Procès des attentats à Bruxelles : Ali El Haddad Asufi présente “des blessures dans la région cervicale”, la police dresse un procès-verbal pour rébellion

Quant à la présidente du tribunal d’Assise, elle a pris connaissance de la lettre qu’elle a adressée au garde des sceaux, Vincent Van Quickenborne : « Je voudrais attirer votre attention sur les griefs formulés par les prévenus et leurs avocats sur les conditions de la perquisition et transfert de la prison à la Justice. Avec le choix conséquent de l’accusé de ne pas assister aux audiences. L’évaluation des risques m’échappe…”.

10h00 : séance levée

Aux premières heures de la matinée, l’audience a été suspendue à la demande de Me Jonathan De Taye, l’avocat de l’accusé Ali El Haddad Asufi. “Je suis émerveillé, je n’ai jamais assisté à un procès dans ces conditions”, dit-il alors que son client est allongé sur son bras dans le box des accusés. Il demande : « Nos amis flics encagoulés dans la boîte ont-ils été formés à la prison d’Abu Ghraib ? Mon client a été étranglé si violemment qu’il a perdu connaissance, il a des cicatrices sur la nuque, il n’est pas en état de poursuivre ce procès, cependant , est son but, il veut assister à ce procès.

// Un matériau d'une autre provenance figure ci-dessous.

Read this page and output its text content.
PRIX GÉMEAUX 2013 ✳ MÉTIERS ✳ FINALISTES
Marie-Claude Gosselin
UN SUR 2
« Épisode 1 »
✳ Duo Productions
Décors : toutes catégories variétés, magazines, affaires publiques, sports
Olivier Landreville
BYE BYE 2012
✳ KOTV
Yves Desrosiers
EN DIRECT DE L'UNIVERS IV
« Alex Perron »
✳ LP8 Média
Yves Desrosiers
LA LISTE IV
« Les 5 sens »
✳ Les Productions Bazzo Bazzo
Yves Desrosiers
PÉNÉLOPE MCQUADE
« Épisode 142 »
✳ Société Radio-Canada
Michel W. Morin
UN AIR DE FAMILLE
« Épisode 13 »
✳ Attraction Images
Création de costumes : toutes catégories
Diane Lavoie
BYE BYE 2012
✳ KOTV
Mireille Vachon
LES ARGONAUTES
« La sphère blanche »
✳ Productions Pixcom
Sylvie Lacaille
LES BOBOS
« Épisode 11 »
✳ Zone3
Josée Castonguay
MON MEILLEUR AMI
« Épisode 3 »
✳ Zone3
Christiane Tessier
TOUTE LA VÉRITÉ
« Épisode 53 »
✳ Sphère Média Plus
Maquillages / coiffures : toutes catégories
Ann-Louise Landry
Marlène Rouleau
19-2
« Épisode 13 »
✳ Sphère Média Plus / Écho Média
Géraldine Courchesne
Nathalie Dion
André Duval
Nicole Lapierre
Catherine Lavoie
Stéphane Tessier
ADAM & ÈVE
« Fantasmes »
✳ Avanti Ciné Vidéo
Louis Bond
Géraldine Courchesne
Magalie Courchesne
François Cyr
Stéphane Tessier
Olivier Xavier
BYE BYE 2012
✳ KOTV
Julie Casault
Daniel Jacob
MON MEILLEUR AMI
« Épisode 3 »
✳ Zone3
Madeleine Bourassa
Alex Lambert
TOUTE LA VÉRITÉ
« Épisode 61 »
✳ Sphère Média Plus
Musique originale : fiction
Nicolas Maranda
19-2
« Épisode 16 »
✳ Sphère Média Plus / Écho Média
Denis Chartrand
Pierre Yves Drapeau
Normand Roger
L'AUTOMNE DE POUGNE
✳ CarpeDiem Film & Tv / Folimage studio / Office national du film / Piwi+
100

Je suis étonné, je n’ai jamais assisté à un procès dans de telles conditions

“Je veux qu’un médecin légiste voie la marque sur son cou et je veux qu’il voie un médecin immédiatement. Je peux appeler le Bâtonnier, mais je ne peux pas me faire représenter par un homme qui n’est pas en état de suivre son jugement. Vous je demande une suspension et je veux participer à l’expertise médicale.

Pétition acceptée par le président après une conversation avec l’accusé. “Je vais demander à M. El Haddad de se lever. Monsieur, l’incident sera porté par votre avocat devant d’autres autorités judiciaires, pas devant moi. Quant à ce procès, peut-il rester dans ces cases ?” “Non”, répond l’accusé.

j’ai perdu connaissance

“N’êtes-vous pas dans un état médical et physique ou s’agit-il d’une élection comme celle qui s’est faite hier ?”, demande le président. “J’ai perdu connaissance, j’ai la tête qui tourne”, a répondu Ali El Haddad Asufi. “Je vais suspendre l’audience pour désigner un médecin légiste qui viendra vous examiner ici en cellule”, conclut le président.

Pour l’avocat Me De Taye, si aujourd’hui son client a été maltraité c’est parce qu’hier il a osé dénoncer ses conditions de transfert.

Une épidémie gastronomique dans le jury ?

La séance avait déjà mal commencé. Il y a un trou dans le jury : l’un des jurés suppléants a une gastro-entérite. C’est le quatrième jury absent en moins d’une semaine. “On espère que ça n’a pas été trop contagieux. S’il y a une épidémie de gastro, on suspendra”, avait alors annoncé le président de la Cour.